# ISO Mushroom Gravy Instructions



## Siegal (Sep 15, 2012)

I am not so good at gravy. So I want to put it over boiled meat so I have no drippings. But I have a stock the meat was cooked in. I also have some very reduced almost demi glac like turkey or beef/Tomato stock in my freezer. Need instructions. Don't want thick overly rich wallpaper glue (what happened last 2 times)thanks!!!!!! I also have mushrooms obviously and a full pantry


----------



## taxlady (Sep 15, 2012)

Siegal said:


> I am not so good at gravy. So I want to put it over boiled meat so I have no drippings. But I have a stock the meat was cooked in. I also have some very reduced almost demi glac like turkey or beef/Tomato stock in my freezer. Need instructions. Don't want thick overly rich wallpaper glue (what happened last 2 times)thanks!!!!!! I also have mushrooms obviously and a full pantry


How did you make your gravy last time?

Did you use roux? Corn starch? Flour and water slurry? What liquid did you use for the gravy?

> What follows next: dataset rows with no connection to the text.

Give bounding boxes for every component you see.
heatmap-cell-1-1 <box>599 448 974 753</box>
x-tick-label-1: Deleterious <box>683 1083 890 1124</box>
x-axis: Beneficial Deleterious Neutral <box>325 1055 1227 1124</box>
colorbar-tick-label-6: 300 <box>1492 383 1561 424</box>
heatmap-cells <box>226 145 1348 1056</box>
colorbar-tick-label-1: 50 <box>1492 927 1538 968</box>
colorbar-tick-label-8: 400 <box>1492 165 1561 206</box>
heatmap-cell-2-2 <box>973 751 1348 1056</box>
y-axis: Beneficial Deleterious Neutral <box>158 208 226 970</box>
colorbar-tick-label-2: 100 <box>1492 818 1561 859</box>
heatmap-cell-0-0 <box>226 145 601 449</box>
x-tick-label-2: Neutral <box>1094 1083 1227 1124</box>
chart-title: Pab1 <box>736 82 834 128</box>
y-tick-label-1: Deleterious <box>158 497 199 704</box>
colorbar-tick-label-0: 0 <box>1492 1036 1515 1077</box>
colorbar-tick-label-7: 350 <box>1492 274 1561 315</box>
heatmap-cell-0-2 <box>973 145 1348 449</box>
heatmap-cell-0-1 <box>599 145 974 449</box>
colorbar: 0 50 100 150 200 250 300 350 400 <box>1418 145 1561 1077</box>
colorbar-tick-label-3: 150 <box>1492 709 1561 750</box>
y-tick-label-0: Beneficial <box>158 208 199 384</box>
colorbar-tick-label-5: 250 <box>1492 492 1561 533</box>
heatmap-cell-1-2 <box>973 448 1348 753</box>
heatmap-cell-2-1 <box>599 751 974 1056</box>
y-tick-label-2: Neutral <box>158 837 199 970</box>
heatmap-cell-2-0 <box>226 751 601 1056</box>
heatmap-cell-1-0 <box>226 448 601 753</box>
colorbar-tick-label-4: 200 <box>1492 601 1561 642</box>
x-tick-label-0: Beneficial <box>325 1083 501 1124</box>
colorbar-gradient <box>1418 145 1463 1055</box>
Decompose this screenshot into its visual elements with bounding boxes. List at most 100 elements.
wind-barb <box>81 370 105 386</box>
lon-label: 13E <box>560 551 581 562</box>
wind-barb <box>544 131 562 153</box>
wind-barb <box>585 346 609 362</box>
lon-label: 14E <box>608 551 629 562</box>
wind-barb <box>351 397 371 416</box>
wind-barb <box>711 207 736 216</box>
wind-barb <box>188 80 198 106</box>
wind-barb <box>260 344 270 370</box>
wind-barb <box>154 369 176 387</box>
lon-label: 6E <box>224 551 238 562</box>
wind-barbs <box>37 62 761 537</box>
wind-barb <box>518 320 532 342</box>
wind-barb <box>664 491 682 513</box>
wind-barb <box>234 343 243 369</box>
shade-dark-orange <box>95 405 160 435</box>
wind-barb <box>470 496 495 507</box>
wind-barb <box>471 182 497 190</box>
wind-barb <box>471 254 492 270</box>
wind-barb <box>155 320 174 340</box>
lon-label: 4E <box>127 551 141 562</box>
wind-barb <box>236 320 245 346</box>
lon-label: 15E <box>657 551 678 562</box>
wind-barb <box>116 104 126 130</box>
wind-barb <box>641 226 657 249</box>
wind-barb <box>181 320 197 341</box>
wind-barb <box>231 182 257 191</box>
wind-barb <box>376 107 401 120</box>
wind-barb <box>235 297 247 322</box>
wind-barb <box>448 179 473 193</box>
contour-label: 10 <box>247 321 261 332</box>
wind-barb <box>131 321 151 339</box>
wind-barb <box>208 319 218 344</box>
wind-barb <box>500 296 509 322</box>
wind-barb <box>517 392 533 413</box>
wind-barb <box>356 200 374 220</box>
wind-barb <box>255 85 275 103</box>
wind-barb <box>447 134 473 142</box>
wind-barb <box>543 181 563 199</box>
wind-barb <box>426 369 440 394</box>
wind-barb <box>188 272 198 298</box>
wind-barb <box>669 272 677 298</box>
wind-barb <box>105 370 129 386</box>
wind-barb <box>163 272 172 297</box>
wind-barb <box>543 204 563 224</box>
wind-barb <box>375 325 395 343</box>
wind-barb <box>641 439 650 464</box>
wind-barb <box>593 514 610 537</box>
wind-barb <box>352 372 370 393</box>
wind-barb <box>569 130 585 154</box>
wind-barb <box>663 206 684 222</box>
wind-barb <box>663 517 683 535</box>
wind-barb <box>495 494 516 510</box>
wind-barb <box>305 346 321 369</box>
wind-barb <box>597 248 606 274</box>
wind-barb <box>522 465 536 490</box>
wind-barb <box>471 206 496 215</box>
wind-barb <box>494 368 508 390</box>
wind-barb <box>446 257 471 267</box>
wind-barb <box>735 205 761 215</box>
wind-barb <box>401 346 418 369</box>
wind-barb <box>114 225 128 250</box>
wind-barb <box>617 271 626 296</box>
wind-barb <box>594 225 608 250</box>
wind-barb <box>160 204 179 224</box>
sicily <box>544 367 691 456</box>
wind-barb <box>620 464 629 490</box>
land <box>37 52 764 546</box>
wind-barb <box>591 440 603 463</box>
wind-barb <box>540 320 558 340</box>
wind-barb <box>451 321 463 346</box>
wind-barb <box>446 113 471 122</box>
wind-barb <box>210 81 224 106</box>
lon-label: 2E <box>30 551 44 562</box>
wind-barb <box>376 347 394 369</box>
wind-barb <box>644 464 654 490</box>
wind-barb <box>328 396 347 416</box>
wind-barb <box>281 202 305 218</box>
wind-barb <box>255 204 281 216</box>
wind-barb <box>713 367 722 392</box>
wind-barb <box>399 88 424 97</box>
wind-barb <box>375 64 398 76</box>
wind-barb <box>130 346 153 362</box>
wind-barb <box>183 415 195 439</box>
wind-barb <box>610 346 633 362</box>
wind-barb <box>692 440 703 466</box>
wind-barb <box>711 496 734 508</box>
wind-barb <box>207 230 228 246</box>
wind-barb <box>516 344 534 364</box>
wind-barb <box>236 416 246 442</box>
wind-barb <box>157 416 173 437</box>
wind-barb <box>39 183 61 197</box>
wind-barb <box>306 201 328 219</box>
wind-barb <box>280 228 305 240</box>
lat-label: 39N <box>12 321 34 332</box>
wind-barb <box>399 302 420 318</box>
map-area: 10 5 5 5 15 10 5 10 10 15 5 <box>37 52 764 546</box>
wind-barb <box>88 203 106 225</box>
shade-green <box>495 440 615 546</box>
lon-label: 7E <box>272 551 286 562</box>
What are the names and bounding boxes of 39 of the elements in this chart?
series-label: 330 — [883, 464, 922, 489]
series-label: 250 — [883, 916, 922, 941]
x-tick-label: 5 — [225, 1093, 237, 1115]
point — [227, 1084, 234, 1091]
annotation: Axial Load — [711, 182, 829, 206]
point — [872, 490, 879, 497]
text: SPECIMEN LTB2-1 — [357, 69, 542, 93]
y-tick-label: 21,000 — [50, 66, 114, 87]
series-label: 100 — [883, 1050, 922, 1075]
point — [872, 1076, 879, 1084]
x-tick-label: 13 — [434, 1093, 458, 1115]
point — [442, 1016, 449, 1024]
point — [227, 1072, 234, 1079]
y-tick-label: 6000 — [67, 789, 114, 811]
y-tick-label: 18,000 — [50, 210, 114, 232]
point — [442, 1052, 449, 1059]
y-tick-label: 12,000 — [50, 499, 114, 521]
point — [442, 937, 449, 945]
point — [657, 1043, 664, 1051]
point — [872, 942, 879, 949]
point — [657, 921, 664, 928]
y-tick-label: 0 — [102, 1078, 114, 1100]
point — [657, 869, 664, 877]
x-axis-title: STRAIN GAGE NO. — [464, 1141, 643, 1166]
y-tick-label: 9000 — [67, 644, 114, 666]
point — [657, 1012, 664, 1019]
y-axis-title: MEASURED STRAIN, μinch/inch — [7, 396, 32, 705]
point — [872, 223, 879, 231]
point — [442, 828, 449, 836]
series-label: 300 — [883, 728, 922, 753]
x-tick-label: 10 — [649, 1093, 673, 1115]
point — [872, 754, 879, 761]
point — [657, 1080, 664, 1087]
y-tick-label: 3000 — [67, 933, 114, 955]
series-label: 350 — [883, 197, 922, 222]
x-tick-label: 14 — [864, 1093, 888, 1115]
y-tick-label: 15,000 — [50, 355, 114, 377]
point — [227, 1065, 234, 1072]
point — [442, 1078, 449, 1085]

I would fry the mushrooms in butter or fat and when they are nearly as cooked as you want, sprinkle with flour and cook, with constant stirring, for a a couple of minutes. Then I would add the liquid and stir and scrape off any fond from the 'shrooms. Let it thicken. Add more liquid if it's too thick.


----------



## Siegal (Sep 15, 2012)

I think I fried butter and flour and added stock?? Was gross


----------



## justplainbill (Sep 15, 2012)

taxlady said:


> How did you make your gravy last time?
> 
> Did you use roux? Corn starch? Flour and water slurry? What liquid did you use for the gravy?
> 
> I would fry the mushrooms in butter or fat and when they are nearly as cooked as you want, sprinkle with flour and cook, with constant stirring, for a a couple of minutes. Then I would add the liquid and stir and scrape off any fond from the 'shrooms. Let it thicken. Add more liquid if it's too thick.


+1
would saute minced onions and coarsely diced mushrooms in butter then add flour in 1/2 the amount of the butter used.  After the flour is browned, add enough stock to bring gravy to the desired consistency.
If necessary add salt to taste.


----------



## taxlady (Sep 15, 2012)

Siegal said:


> I think I fried butter and flour and added stock?? Was gross


Maybe you didn't fry the flour long enough. You add stock or other liquid (for mushroom gravy I usually use milk) until it's not too thick.


----------



## jennyema (Sep 15, 2012)

You also need to stir constantly.

You can also use milk or a mixture of milk and stock.


----------



## Siegal (Sep 15, 2012)

I made it per your instructions and was delicious. I cooked onions and mushrooms, garlic in chicken fat until very browned. Added a few tb flour and cooked it with mushrooms for a min and added seasoning and stock. Came out really good and not like rich brown goo. Thanks!


----------



## taxlady (Sep 15, 2012)

There you go. Now you can use that technique to make just about any gravy.


----------



## Addie (Sep 15, 2012)

taxlady said:


> There you go. Now you can use that technique to make just about any gravy.


 
Dada! Once again. DC to the rescue. That's what we do best.


----------



## Gravy Queen (Sep 16, 2012)

I fry the mushrooms with some onions too, add some flour, then some beef stock and a little Marsala . When it is thickened you can add some creme fraiche at the end for a creamy sauce. (optional ) . I do this gravy often , goes great with steak and with pork.


----------



## Siegal (Sep 18, 2012)

This came out so good. Very simple don't know why I didn't get it earlier!! Thanks again


----------



## taxlady (Sep 18, 2012)

Siegal said:


> This came out so good. Very simple don't know why I didn't get it earlier!! Thanks again


That was my reaction when I started achieving gravy, not glop.


----------